After global protests and news coverage from alternative sources, PayPal relented and restored their accounts without explanation.

In a similar vein, protests all over the world poured in about PayPal’s new policy. Twitter filled up with announcements from people who were canceling their accounts.

By the following day, PayPal reversed itself, claiming that the banning of “misinformation” was just a mistake.

“An AUP notice recently went out in error that included incorrect information,” a spokesperson told The Epoch Times. “PayPal is not fining people for misinformation and this language was never intended to be inserted in our policy.”

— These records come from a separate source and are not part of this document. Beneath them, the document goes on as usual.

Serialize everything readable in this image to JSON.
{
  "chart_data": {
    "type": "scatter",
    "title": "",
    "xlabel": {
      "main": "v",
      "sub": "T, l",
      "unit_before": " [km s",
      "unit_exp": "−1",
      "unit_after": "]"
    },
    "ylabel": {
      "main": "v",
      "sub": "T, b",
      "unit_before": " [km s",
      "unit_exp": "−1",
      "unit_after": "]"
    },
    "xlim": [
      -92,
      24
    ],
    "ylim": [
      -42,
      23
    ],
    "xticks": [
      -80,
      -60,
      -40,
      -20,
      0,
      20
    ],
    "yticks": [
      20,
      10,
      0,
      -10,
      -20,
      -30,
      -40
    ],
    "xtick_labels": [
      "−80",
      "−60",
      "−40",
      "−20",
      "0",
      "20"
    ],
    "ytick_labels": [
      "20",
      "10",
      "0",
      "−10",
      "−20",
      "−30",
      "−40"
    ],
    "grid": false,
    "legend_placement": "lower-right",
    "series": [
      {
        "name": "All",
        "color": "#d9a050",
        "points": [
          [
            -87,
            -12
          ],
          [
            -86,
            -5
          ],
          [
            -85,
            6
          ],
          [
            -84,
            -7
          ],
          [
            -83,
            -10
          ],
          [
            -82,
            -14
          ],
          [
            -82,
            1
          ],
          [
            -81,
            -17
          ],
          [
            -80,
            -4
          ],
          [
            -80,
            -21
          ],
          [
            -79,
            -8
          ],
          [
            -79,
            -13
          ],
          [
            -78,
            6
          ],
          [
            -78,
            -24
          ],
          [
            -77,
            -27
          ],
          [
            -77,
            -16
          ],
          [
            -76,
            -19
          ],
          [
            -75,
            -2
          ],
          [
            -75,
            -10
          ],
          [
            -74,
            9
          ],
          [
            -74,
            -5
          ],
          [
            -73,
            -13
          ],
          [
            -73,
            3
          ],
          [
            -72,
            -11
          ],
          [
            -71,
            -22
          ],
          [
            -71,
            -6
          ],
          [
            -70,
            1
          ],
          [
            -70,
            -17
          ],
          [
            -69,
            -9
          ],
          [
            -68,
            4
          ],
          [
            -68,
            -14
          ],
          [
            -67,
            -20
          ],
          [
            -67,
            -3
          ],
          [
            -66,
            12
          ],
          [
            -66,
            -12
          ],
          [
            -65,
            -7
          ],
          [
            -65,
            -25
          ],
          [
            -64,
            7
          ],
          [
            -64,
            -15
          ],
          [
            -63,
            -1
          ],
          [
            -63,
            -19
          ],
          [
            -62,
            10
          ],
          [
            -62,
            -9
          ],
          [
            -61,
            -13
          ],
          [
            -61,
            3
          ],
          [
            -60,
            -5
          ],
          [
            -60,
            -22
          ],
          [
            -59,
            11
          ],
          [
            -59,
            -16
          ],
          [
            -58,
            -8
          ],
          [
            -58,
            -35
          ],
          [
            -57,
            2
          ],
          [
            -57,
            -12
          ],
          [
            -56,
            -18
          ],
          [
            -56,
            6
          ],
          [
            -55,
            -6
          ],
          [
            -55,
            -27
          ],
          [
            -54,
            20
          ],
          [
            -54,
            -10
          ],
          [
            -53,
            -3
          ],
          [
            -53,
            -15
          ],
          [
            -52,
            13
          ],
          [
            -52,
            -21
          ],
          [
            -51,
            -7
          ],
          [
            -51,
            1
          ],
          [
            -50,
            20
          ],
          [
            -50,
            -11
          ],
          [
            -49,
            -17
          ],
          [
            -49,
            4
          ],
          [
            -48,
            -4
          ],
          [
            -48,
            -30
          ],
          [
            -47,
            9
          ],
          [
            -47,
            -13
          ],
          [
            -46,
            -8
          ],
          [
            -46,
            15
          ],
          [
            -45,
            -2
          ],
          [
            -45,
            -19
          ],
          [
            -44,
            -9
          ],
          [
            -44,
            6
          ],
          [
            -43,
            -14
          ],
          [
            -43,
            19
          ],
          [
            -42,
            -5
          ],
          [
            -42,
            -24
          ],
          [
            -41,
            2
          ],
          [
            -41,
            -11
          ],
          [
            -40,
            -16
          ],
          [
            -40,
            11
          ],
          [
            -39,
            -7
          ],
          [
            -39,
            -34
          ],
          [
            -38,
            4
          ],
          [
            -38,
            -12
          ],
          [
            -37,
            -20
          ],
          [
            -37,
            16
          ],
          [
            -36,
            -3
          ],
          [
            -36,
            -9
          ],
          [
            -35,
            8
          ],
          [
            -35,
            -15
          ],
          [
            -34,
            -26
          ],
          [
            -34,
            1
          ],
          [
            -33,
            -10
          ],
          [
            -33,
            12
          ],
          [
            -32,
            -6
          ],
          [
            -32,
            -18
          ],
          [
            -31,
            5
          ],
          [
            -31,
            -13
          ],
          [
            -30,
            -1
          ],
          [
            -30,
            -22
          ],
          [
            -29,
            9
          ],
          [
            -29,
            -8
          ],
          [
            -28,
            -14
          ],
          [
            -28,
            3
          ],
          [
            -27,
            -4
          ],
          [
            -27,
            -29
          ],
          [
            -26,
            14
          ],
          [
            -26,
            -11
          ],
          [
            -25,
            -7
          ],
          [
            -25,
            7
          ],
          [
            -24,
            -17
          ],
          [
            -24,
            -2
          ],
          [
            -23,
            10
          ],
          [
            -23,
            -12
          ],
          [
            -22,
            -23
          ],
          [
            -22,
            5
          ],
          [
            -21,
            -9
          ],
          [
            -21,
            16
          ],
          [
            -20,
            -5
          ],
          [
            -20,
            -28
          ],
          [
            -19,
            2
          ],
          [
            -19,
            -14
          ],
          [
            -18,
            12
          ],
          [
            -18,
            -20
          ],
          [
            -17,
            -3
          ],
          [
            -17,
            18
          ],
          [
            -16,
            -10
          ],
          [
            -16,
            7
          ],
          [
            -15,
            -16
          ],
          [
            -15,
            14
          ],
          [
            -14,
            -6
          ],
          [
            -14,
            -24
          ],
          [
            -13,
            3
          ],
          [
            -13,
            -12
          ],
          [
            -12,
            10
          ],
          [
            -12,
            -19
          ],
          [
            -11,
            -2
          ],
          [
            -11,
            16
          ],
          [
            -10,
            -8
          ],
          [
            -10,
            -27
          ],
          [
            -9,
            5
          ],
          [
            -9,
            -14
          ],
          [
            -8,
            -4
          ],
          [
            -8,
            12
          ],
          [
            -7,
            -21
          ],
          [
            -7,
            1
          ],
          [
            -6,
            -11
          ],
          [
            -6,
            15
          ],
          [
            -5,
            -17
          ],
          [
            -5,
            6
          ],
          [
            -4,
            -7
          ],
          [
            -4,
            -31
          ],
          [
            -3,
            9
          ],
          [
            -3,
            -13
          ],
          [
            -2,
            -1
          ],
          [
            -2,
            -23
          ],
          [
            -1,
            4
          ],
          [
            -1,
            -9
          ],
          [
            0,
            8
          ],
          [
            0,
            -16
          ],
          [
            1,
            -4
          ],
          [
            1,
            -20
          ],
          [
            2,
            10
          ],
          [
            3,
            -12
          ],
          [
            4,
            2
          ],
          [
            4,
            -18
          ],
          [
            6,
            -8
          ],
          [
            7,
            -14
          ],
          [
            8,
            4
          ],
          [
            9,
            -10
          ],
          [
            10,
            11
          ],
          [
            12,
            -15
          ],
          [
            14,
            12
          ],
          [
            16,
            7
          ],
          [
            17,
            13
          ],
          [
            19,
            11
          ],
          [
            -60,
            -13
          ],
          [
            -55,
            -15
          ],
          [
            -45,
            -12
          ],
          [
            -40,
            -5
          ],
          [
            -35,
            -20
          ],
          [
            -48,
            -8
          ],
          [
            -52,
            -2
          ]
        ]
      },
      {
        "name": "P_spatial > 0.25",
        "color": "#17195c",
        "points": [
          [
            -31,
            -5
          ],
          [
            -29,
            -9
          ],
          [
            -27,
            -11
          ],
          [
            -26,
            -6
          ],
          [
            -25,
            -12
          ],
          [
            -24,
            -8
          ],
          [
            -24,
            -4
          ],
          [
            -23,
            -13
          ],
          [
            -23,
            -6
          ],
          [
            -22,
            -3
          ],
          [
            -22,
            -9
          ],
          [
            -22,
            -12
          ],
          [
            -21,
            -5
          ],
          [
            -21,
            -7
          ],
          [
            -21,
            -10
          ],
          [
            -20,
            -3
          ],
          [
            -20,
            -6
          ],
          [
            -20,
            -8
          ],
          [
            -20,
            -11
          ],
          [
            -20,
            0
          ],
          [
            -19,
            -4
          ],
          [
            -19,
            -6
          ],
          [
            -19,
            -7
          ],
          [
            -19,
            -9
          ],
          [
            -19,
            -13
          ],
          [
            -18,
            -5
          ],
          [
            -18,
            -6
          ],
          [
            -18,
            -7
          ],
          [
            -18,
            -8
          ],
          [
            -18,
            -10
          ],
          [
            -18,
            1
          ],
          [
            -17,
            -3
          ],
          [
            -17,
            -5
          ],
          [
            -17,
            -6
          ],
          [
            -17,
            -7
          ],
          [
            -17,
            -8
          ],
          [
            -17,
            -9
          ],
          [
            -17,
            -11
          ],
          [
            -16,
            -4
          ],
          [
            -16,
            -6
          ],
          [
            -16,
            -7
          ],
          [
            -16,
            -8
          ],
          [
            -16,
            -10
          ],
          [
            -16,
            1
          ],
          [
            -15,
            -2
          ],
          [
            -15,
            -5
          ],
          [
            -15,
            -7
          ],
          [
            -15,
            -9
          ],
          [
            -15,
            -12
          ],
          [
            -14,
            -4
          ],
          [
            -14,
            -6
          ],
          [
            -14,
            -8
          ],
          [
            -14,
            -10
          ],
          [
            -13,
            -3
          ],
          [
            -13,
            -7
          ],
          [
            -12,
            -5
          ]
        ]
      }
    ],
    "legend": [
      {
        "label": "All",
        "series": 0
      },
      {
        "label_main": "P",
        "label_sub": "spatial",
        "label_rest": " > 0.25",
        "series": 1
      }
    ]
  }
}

In other words, PayPal claimed that its policy on misinformation was itself misinformation!

It’s very likely that the user protest itself—and a big selloff in PayPal stock—made the crucial difference. Many people cheered, but actually, this is extremely unsettling. We can’t live in a world where our essential rights, privacy, and liberties always hang in the balance and depend on Twitter-based protests in order to have them recognized.

In addition, surely PayPal doesn’t expect that anyone on the planet really believes the claim that this was an “error.” There’s just no way. Everyone knows that something as legally and institutionally critical as the acceptable use policy would have to go through many layers of compliance bureaucracy and attorneys, especially highlighting the changes.